2. On or before July 17, 2020, Defendant shall serve amended, full and complete responses to Plaintiff Great Lakes Insurance S.E.'s First Set of Requests to Produce, requests numbered 1-16, inclusive, and 22-27, inclusive, and shall identify and organize any and all responsive documents in its possession, custody, or control, by Bates stamp number, to correspond to each request.
*9 3. Any general objections such as overly broad, unduly burdensome, and irrelevant that Defendant has, may have, or may have had with respect to the said requests are deemed WAIVED.
4. Any objections that Defendant has, may have, or may have had based upon privilege or other protections, pursuant to Fed. R. Civ. P. 26(b)(5), with respect to the said requests, are deemed WAIVED.
5. Defendant shall show cause, by written response filed on or before July 6, 2020, why it should not be required to pay, pursuant to Fed.
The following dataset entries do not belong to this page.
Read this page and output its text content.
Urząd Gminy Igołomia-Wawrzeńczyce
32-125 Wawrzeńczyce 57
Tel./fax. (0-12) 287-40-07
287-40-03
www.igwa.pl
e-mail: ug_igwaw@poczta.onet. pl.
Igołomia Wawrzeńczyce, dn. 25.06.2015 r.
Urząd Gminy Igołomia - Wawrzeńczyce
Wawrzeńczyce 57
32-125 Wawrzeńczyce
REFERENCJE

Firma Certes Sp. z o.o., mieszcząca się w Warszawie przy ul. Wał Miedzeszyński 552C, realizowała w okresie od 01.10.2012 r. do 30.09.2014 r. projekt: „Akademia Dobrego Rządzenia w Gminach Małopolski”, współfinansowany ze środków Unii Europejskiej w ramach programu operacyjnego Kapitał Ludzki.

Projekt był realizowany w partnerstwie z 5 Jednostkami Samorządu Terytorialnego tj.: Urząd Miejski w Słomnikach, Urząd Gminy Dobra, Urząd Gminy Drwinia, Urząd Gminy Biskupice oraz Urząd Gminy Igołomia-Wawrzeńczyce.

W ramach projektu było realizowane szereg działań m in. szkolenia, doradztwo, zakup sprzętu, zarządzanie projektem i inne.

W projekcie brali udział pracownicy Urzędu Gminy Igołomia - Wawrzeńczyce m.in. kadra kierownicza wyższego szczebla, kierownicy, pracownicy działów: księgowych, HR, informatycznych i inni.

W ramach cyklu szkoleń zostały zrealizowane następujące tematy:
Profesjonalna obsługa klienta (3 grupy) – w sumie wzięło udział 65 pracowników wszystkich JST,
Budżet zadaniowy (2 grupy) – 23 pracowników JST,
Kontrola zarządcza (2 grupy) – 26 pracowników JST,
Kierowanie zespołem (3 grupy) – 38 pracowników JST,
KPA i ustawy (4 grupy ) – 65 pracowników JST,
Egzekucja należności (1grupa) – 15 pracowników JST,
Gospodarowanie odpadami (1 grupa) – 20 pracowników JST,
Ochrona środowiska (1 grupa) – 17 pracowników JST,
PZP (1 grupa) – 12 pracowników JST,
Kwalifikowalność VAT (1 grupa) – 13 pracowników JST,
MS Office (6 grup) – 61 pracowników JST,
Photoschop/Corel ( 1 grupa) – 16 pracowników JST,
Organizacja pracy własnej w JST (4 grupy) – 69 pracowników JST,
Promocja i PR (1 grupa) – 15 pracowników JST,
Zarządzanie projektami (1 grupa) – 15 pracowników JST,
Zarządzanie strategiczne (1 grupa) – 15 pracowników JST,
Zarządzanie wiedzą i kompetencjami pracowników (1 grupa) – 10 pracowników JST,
R. Civ. P. 37(a)(5)(A), Plaintiff Great Lakes Insurance S.E.'s reasonable expenses, including attorney's fees, incurred in making Plaintiff's Motion to Compel Responses to Requests for Production (ECF No. 99).
ENTER:
Footnotes
In addition, Plaintiff explains that it “sought [the requested] documents prior to the commencement of this proceeding and no documents responsive to th[ese] request[s] have been disclosed under Rule 26(a) or that Plaintiff can identify in the documents produced on March 31, 2020.” Id.
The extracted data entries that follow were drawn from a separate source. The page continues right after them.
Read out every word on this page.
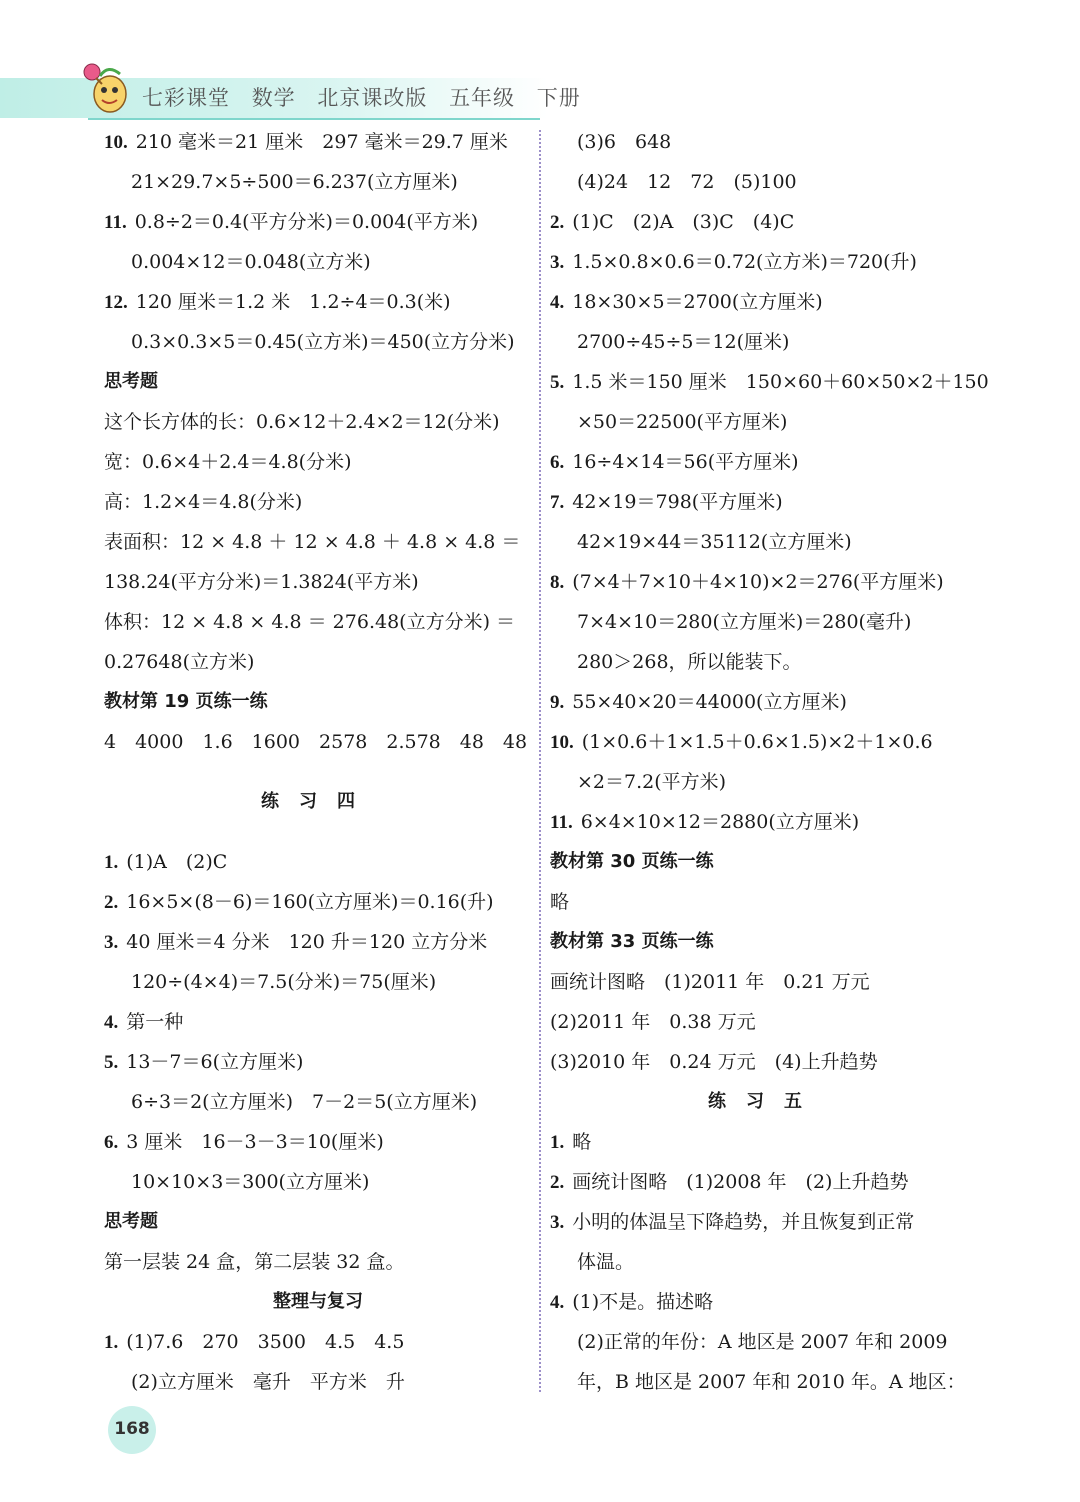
七彩课堂 数学 北京课改版 五年级 下册
10. 210 毫米＝21 厘米　297 毫米＝29.7 厘米
21×29.7×5÷500＝6.237(立方厘米)
11. 0.8÷2＝0.4(平方分米)＝0.004(平方米)
0.004×12＝0.048(立方米)
12. 120 厘米＝1.2 米　1.2÷4＝0.3(米)
0.3×0.3×5＝0.45(立方米)＝450(立方分米)
思考题
这个长方体的长：0.6×12＋2.4×2＝12(分米)
宽：0.6×4＋2.4＝4.8(分米)
高：1.2×4＝4.8(分米)
表面积：12 × 4.8 ＋ 12 × 4.8 ＋ 4.8 × 4.8 ＝
138.24(平方分米)＝1.3824(平方米)
体积：12 × 4.8 × 4.8 ＝ 276.48(立方分米) ＝
0.27648(立方米)
教材第 19 页练一练
4　4000　1.6　1600　2578　2.578　48　48
练习四
1. (1)A　(2)C
2. 16×5×(8－6)＝160(立方厘米)＝0.16(升)
3. 40 厘米＝4 分米　120 升＝120 立方分米
120÷(4×4)＝7.5(分米)＝75(厘米)
4. 第一种
5. 13－7＝6(立方厘米)
6÷3＝2(立方厘米)　7－2＝5(立方厘米)
6. 3 厘米　16－3－3＝10(厘米)
10×10×3＝300(立方厘米)
思考题
第一层装 24 盒，第二层装 32 盒。
整理与复习
1. (1)7.6　270　3500　4.5　4.5
(2)立方厘米　毫升　平方米　升
(3)6　648
(4)24　12　72　(5)100
2. (1)C　(2)A　(3)C　(4)C
3. 1.5×0.8×0.6＝0.72(立方米)＝720(升)
4. 18×30×5＝2700(立方厘米)
2700÷45÷5＝12(厘米)
5. 1.5 米＝150 厘米　150×60＋60×50×2＋150
×50＝22500(平方厘米)
6. 16÷4×14＝56(平方厘米)
7. 42×19＝798(平方厘米)
42×19×44＝35112(立方厘米)
8. (7×4＋7×10＋4×10)×2＝276(平方厘米)
7×4×10＝280(立方厘米)＝280(毫升)
280＞268，所以能装下。
9. 55×40×20＝44000(立方厘米)
10. (1×0.6＋1×1.5＋0.6×1.5)×2＋1×0.6
×2＝7.2(平方米)
11. 6×4×10×12＝2880(立方厘米)
教材第 30 页练一练
略
教材第 33 页练一练
画统计图略　(1)2011 年　0.21 万元
(2)2011 年　0.38 万元
(3)2010 年　0.24 万元　(4)上升趋势
练习五
1. 略
2. 画统计图略　(1)2008 年　(2)上升趋势
3. 小明的体温呈下降趋势，并且恢复到正常
体温。
4. (1)不是。描述略
(2)正常的年份：A 地区是 2007 年和 2009
年，B 地区是 2007 年和 2010 年。A 地区：
168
Long before the 2015 amendments to Rule 34, courts had “[w]idely rejected ... [b]oilerplate objections in response to a Rule 34 request for production of documents ....” Frontier-Kemper Constructors, Inc. v. Elk Run Coal Co., Inc., 246 F.R.D. 522, 528-29 (S.D.W. Va. 2007) (collecting cases).
Although not a point at issue here since Defendant has submitted no facts or information, the Court notes that normally a party is required to provide such supporting information when the withheld documents should have been produced. Enron Corp. Sav. Plan, 258 F.R.D. at 163 (“When a party withholds information otherwise discoverable under these rules by claiming that it is privileged or subject to protection as trial preparation material, the party shall make the claim expressly and shall describe the nature of the documents, communications or things not produced or disclosed in a manner that, without revealing information itself privileged or protected, will enable other parties to assess the applicability of the privilege or protection. Rule 26(b)(5) plainly contemplates that the required notice and information is due upon a party withholding the claimed privileged material. Consequently, reading Rules 26(b)(5) and 34(b) together, the producing party must provide Rule 26(b)(5) notice and information at the time it was otherwise required to produce the documents under Rule 34.”) (quoting First Savings Bank, F.S.B., v. First Bank System, Inc., 902 F. Supp. 1356, 1360 (D. Kansas 1995)).
No such affidavits or other document identifying and/or describing the alleged protected information were attached to Defendant's response to the motion to compel. Also, Great Lakes declares in its reply: “Sunshine failed to provide any type of a privilege log ...” Plaintiff's Reply to Defendant's Opposition to Motion to Compel Responses to Requests for Production (ECF No. 107) at 5.
In its previous order, the Court directed Defendant to provide a full and complete response and attach copies of documents that support its answer to Great Lakes' interrogatory numbered 6. Order Granting Motion to Compel Interrogatory Responses (ECF No. 110) at 20. To the extent that any documents that are responsive to Request 5 are duplicative of documents that support Defendant's answer to Interrogatory No. 6, Defendant shall so state and shall identify such documents by Bates stamp number.
In Liles, the court supported its decision to grant the motion to compel because the requests at issue sought “documents that support the allegations of Plaintiff's Complaint in order to ascertain the facts in this case.” Liles, 2010 WL 11505129 at *7. Trial exhibits, it is safe to surmise, would be those that support Defendant's defenses and counterclaims and would contain facts relevant to this matter.